An antigen test uses antibodies made in a laboratory against a substance that causes your body to produce an immune response. This end point is the generation of antibodies directed against this antigen. Most antigen tests use technology called lateral flow testing, which dates back to the 1940s. One of the most common uses now is over-the-counter home pregnancy tests. The preparation is a special paper, which contains laboratory antibodies against the proteins of the COVID capsule, where the letter T (for test) is on the plastic cassette. The C (control) line on the cassette contains laboratory antibodies to common throat or nose germs, such as proteins from the bacteria Streptococcus C. The appearance of this line indicates that the test is valid .
With rapid home antigen tests, you can get results in 15 to 30 minutes. They all start with inserting the sterile swab from the kit (with the paper removed) into both nostrils and really rubbing your liner’s cocks for about 15 seconds each. No needles or pain, just uncomfortable, and no brain tissue removed. You put this in an included tube of fluid, which contains chemicals to break down the virus into its floating components. Then you drop (according to the instructions) the liquid into a well (small hole) of the cassette marked S for sample. In a different test, put the swab in a special place before closing the kit. The antibody-coated paper pulls the fluid along like a sponge, which is called capillary action.
If viral proteins are in the fluid, they will bind to the antibodies and a colored line will appear (more complicated chemistry) at the T mark. No line, no virus and a negative test. If a line appears, you assume you are infected with a virus. As the fluid passes through zone C, the control line lights up. If no line appears there, the test is invalid. Buy another kit (if you can find one). Sometimes the T line is weak. Many references say this still means the virus is in you. Others say it’s not likely. You need to correlate it with your symptoms.

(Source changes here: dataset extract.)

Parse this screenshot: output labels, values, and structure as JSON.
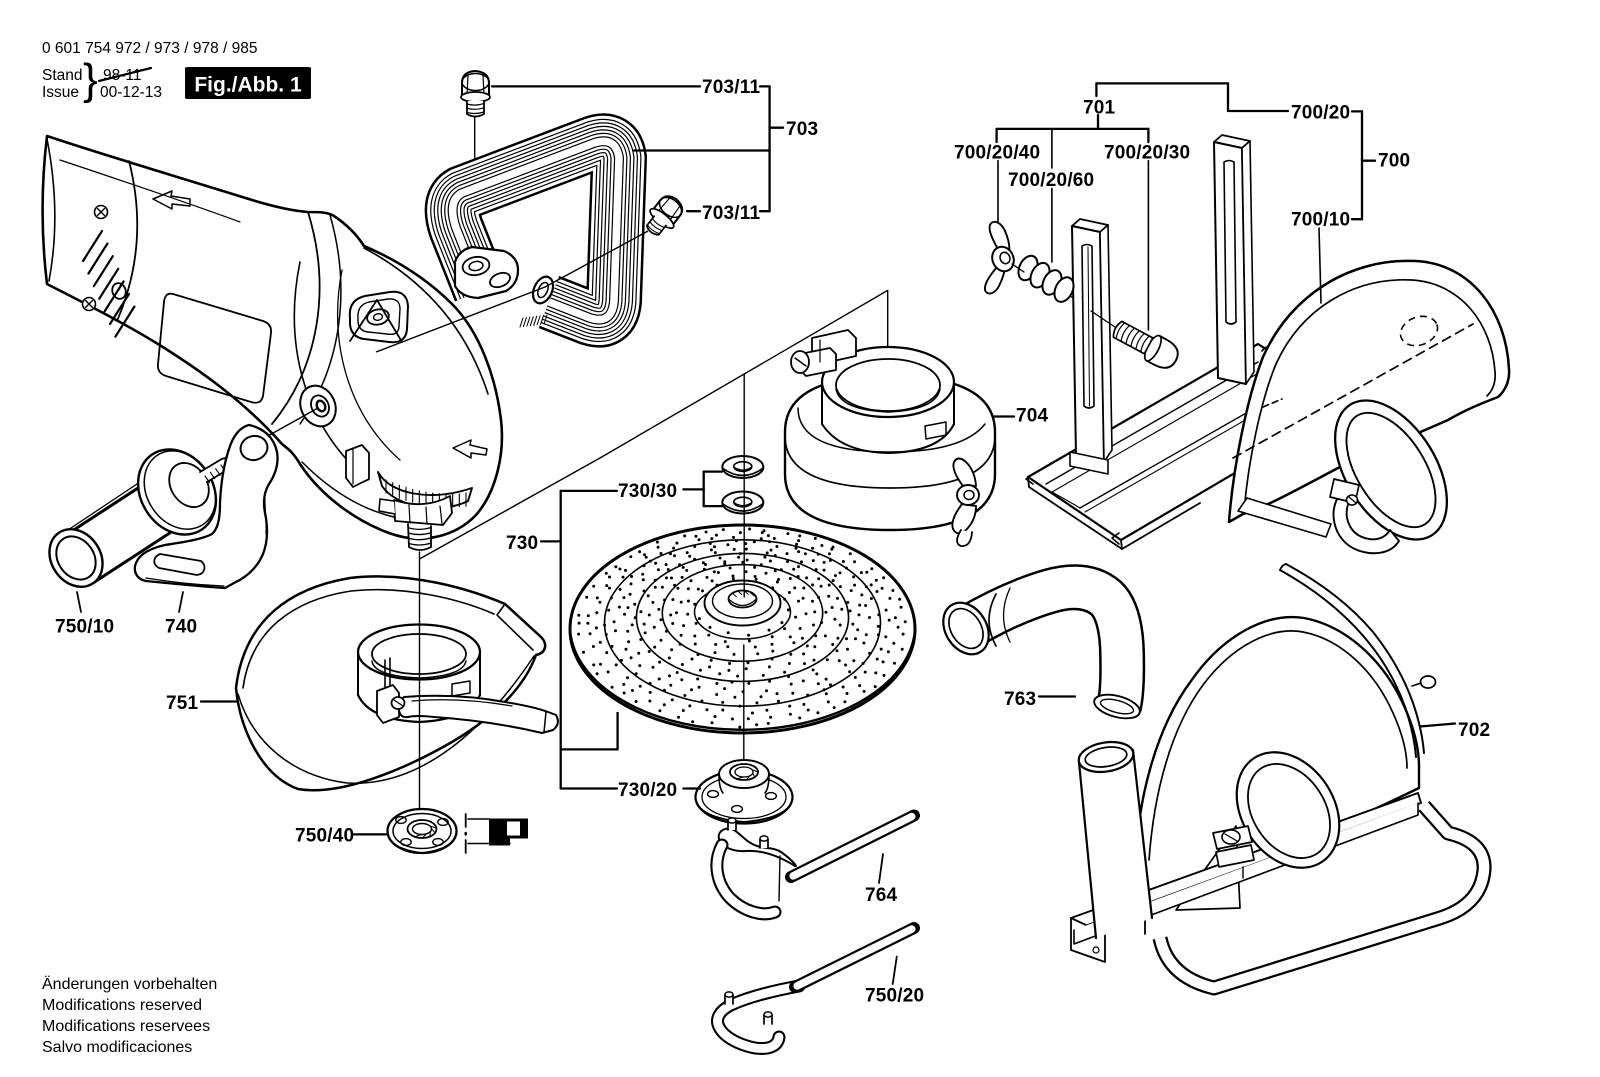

The discussion of the interpretations of these different tests is really complicated (I seem to repeat this over and over again). Both tests rely on the presence of virus in the sample, the antigen test much more so. PCR amplifies viral genes so much that it can detect the virus long after you are no longer contagious. The home test is most helpful in deciding if you can pass the virus on to others. This makes the timing of the two tests crucial.
There are very few false positive results with antigen testing, but there is a large percentage of negative results due to collecting too early or too late for maximum viral load or quantity. If you test negative and you still have symptoms, the PCR test is next. Neither is perfect, but we have to “go with the flow”. The subtleties and nuances of their individual or sequential interpretation we will leave for another story. All home tests are of the lateral flow type.
They are worth employing when deciding what to do at social gatherings. All of our families have ecumenically agreed to use them before coming together for Christmas. We felt very positive about being negative. It made us feel as comfortable as possible enjoying our time together. Nobody got sick later either. We didn’t have to get worked up during our tests. It was worth the money and peace of mind.
Dr. Bures, a semi-retired dermatologist, has worked since 1978 in Winona, La Crosse, Viroqua and Red Wing. He also plays clarinet in the Winona Municipal Band and some Dixieland bands. And he appreciates a good pun.